En los escritos bíblicos aparecen con cierta frecuencia los ángeles, seres espirituales  que cumplen de parte de Dios funciones diversas pero complementarias. En primer lugar aparecen como mensajeros de Yahveh y tal es el significado de su nombre. En el Génesis, el ángel transmite a Agar, la esclava, la promesa de que será madre de una descendencia numerosa (Gen 16, 7-12), y la protege después en el desierto para que su hijo no muera de sed (Gen 21, 18).

El ángel del Señor detiene la mano de Abraham para que no hiera a Isaac y le anuncia las bendiciones que le vendrán por su obediencia (Gen 22, 12. 15-18). El ángel del Señor, bajo la apariencia de una llama de fuego que ardía en una zarza, llamó a Moisés (Ex 3, 2), dando inicio a su vocación y misión de libertador de Israel. El nacimiento de Sansón fue anunciado por el ángel a su madre Sorá, mujer estéril (Jue 13, 3-5), y el profeta Elías, amenazado de muerte y desfalleciente en su huida por el desierto, es fortalecido con el pan que le da el ángel, para poder andar su largo camino hasta la montaña de Dios (1 Re 19, 5-8).

Otra función que cumplen los ángeles es la de ayudar a percibir las intervenciones de Dios en la realidad en determinados momentos históricos. Donde están ellos, está Dios con su poder benévolo, providente y liberador. Por eso un ángel muestra a los hebreos en el éxodo la gloria y poder de Dios (Éx 14, 19), es enviado para guardar y conducir al pueblo a la tierra prometida (Ex 23, 20), y exterminará a sus enemigos, los asirios (2Re 19, 35).

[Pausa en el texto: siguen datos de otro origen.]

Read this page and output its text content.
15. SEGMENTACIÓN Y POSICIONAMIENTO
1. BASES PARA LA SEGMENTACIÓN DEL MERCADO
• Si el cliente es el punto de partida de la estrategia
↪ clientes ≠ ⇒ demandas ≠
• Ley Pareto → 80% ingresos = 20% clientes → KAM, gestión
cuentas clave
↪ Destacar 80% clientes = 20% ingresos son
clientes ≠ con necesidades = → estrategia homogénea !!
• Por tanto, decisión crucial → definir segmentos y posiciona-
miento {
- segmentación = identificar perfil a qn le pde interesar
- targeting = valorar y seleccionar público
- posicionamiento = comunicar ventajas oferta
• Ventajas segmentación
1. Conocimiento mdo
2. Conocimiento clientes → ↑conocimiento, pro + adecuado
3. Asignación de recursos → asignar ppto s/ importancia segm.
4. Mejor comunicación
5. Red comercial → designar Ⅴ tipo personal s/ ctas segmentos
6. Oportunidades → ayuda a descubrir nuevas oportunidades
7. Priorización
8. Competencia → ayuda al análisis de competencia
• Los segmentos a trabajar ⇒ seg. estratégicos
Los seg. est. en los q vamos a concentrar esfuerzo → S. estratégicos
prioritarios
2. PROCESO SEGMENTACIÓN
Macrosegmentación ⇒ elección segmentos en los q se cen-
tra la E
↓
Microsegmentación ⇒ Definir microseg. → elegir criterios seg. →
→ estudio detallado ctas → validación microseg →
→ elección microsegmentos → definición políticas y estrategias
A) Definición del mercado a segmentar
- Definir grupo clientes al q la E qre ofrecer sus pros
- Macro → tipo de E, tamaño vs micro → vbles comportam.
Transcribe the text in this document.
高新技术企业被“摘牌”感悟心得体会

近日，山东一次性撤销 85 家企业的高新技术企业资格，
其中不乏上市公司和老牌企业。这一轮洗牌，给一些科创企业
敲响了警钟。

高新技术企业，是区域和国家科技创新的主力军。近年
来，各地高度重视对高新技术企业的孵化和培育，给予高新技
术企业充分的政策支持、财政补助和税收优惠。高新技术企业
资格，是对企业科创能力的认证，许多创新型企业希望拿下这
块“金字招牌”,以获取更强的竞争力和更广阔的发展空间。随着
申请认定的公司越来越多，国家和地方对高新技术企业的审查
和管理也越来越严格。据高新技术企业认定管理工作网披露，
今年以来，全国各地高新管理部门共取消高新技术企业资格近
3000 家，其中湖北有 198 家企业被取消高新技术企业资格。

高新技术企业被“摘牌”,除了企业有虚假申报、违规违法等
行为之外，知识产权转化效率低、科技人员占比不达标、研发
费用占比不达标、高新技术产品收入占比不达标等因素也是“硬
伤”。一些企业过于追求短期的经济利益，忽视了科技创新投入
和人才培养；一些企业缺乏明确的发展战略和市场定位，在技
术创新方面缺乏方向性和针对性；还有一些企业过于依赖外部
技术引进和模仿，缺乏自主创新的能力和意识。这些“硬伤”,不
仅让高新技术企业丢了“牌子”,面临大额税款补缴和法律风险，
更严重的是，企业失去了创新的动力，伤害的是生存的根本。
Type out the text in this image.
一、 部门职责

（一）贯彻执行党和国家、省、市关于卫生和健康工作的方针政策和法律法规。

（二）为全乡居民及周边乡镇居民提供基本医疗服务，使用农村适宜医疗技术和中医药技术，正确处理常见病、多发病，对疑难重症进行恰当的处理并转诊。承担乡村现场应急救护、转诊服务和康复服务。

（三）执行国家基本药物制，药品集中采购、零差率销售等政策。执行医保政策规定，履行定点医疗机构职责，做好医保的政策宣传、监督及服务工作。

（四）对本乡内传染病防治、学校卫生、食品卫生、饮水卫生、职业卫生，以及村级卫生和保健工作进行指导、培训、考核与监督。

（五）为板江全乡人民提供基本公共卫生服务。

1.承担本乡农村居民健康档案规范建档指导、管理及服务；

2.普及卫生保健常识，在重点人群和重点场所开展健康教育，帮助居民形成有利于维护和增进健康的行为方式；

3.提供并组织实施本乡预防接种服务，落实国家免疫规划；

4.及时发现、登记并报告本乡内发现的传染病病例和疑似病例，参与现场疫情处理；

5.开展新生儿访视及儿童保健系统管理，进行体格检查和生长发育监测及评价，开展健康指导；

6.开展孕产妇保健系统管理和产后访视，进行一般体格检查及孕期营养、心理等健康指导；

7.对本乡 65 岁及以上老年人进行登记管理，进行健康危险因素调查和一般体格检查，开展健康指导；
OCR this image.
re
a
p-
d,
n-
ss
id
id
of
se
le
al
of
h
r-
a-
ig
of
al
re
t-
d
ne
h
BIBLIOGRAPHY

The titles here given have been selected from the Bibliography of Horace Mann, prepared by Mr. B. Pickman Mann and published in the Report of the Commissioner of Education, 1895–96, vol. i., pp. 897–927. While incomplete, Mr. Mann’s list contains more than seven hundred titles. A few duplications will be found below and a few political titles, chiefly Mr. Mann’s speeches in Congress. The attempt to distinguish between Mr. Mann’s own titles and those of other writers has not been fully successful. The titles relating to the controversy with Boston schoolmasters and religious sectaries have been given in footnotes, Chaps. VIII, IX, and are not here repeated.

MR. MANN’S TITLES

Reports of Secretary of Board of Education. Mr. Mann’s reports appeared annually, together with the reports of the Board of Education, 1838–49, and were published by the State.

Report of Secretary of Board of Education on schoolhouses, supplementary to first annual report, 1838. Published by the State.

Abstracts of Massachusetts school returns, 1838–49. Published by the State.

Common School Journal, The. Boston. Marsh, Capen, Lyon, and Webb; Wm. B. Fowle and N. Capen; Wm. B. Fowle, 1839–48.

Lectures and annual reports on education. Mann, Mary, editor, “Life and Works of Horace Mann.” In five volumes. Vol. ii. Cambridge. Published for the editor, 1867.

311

Pero será en el Nuevo Testamento donde el mensajero de Dios anunciará la mayor de las maravillas de Dios en favor de la humanidad: la encarnación y el nacimiento del Hijo de Dios (Lc 1, 26-38; 2, 9-12). Finalmente, serán los ángeles del sepulcro vacío los anunciadores del triunfo de Cristo sobre la muerte (Lc 24, 4) y de su vida nueva, resucitada y eterna.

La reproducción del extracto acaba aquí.